Charlene Attard

Personal information
- Born: January 31, 1987 (age 39) Pietà, Malta

Sport
- Country: Malta
- Sport: Track and field

Medal record
Sprint
Representing Malta
Games of the Small States of Europe
| Silver medal – second place | 2007 Monaco | 100 m |

= Charlene Attard =

Maltese sprinter (born 1987)

Charlene Maria Attard (born 31 January 1987 in Pietà) is a track and field sprint athlete who competes internationally for Malta. She represented Malta at the 2008 Summer Olympics in Beijing and is the first Maltese woman to run the 100m in under 12 seconds. Since 2021, she has been the Maltese Olympic Committee's Director of Sport.

== Early life and education ==
Attard was introduced to sports in 1991, at age four, through the organization Skolasport (now called #OnTheMove). She continued to be involved with the organization until she was a pre-teen, trying different sports like gymnastics and swimming. She was encouraged to take up athletics after a primary school teacher told Attard's parents she was a fast runner.

== Career ==
Attard began competing as a child "in long-distance events and road races", but at age 13 began competing in sprinting events.

Attard was a member of the Malta National Team from 2002 to 2015.

She has competed in the Games of the Small States of Europe six times, winning in total two gold, five silver and three bronze medals.

In 2007, Attard won four medals at the GSSE, including a silver medal in the women's 100m

Attard represented Malta at the 2008 Summer Olympics in Beijing. She competed at the 100 metres sprint and placed sixth in her heat without advancing to the second round. She ran the distance in a time of 12.20 seconds.

As of 2018, Attard worked as a PE teacher at a senior school in Sliema.

In 2021, Attard was nominated for the role of Director of Sport of the Maltese Olympic Committee. As of 2025, she continues to hold the position.

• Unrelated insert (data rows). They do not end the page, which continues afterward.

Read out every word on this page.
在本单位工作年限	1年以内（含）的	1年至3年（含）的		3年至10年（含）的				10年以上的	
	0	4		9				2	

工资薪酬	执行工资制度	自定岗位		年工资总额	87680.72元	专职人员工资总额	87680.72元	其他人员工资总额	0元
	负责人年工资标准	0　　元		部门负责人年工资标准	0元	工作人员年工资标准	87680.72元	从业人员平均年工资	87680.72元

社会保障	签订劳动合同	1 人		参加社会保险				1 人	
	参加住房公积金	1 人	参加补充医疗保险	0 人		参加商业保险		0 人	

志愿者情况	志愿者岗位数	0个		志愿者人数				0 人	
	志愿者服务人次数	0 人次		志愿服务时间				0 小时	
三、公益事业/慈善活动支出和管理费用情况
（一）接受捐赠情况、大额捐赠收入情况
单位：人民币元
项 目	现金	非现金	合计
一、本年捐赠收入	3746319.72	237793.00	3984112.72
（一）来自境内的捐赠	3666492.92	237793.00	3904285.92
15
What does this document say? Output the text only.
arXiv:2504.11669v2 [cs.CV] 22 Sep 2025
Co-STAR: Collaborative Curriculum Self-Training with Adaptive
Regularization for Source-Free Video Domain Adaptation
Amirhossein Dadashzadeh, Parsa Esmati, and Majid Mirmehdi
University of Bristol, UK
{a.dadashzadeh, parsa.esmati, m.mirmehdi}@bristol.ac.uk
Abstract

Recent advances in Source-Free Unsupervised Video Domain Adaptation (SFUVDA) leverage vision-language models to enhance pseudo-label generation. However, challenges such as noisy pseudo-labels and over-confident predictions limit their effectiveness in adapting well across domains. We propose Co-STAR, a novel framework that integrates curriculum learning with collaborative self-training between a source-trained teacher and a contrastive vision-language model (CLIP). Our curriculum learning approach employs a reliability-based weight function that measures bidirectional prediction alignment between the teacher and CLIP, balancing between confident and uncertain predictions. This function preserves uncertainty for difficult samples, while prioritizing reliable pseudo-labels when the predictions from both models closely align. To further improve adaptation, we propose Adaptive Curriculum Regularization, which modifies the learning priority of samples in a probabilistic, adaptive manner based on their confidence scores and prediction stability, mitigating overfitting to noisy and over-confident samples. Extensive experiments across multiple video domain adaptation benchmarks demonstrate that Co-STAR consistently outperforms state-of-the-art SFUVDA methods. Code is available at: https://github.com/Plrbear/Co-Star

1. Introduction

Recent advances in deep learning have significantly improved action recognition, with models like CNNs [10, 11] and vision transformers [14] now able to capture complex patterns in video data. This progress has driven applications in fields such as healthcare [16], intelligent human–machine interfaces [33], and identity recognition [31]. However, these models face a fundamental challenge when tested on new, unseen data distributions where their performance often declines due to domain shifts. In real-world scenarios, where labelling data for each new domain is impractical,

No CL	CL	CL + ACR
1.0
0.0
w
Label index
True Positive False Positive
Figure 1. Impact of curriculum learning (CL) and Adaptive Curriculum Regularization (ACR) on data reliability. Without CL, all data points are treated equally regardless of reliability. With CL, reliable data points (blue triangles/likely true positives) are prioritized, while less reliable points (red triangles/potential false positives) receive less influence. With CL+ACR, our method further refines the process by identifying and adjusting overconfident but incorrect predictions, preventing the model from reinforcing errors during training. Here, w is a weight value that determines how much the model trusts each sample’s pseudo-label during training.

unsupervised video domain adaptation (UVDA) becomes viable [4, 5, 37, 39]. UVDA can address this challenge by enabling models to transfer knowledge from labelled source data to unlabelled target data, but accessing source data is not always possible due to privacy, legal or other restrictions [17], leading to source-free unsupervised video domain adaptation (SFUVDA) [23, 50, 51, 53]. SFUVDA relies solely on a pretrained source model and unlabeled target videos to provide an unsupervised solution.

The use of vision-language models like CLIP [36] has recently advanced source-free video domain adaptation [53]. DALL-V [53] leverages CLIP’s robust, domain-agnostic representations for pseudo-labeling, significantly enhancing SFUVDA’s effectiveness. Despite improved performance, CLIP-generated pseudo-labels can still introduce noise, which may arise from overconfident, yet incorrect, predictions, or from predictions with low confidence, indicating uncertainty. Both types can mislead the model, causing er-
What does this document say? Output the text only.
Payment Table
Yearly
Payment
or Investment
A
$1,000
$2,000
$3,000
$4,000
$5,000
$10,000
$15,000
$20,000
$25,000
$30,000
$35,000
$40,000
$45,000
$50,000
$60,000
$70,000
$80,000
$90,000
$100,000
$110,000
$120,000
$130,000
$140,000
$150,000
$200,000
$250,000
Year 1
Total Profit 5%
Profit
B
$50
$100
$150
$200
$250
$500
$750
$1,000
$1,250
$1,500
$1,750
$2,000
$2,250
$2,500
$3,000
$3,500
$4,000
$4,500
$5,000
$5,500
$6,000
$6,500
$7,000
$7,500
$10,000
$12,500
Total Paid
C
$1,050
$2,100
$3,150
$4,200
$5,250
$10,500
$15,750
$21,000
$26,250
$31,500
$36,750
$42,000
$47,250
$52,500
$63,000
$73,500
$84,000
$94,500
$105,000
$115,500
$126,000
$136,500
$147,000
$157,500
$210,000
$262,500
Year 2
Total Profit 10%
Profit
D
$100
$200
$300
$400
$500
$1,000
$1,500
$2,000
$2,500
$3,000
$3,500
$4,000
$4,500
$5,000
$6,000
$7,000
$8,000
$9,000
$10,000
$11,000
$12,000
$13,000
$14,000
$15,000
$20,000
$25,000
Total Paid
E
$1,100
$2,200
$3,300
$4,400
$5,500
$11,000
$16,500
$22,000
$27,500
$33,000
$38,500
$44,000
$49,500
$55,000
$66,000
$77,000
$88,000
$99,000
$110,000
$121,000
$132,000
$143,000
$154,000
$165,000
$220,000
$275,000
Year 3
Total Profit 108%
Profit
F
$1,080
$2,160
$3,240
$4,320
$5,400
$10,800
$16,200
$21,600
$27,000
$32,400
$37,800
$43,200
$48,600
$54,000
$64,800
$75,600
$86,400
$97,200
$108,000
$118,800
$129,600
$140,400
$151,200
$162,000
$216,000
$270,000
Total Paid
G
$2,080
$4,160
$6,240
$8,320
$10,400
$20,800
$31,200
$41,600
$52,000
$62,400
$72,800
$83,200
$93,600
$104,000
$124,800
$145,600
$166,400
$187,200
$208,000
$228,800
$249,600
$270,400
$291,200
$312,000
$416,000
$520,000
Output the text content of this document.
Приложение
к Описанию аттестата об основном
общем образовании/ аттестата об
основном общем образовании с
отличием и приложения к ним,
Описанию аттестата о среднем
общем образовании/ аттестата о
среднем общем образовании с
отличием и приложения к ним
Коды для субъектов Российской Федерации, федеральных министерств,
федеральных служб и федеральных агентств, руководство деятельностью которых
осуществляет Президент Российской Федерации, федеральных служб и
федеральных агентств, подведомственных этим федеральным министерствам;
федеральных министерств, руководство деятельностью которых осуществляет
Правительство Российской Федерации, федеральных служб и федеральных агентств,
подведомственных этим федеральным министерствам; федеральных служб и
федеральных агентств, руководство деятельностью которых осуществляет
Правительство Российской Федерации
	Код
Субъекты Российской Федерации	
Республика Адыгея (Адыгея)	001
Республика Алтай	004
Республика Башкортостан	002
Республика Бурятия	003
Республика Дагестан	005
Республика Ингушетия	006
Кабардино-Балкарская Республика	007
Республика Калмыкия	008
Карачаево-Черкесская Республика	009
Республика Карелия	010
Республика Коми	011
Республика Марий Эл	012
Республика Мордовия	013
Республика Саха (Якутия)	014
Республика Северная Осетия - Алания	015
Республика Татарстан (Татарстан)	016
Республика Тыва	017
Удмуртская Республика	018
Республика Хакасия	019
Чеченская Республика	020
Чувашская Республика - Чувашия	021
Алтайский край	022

== Recognition and honours ==
The Malta Amateur Athletics Association named Attard Athlete of the Year in 2006, 2007, and 2008.

Personal life and family

Attard's older brother, Mark, is one of the leading sports journalists, football commentators and TV personalities in Malta, working for the Public Broadcasting Services, the company of the National TV Stations. He was also the Head of Communications at the Malta Football Association and the Press Officer of the Malta National A Football Team.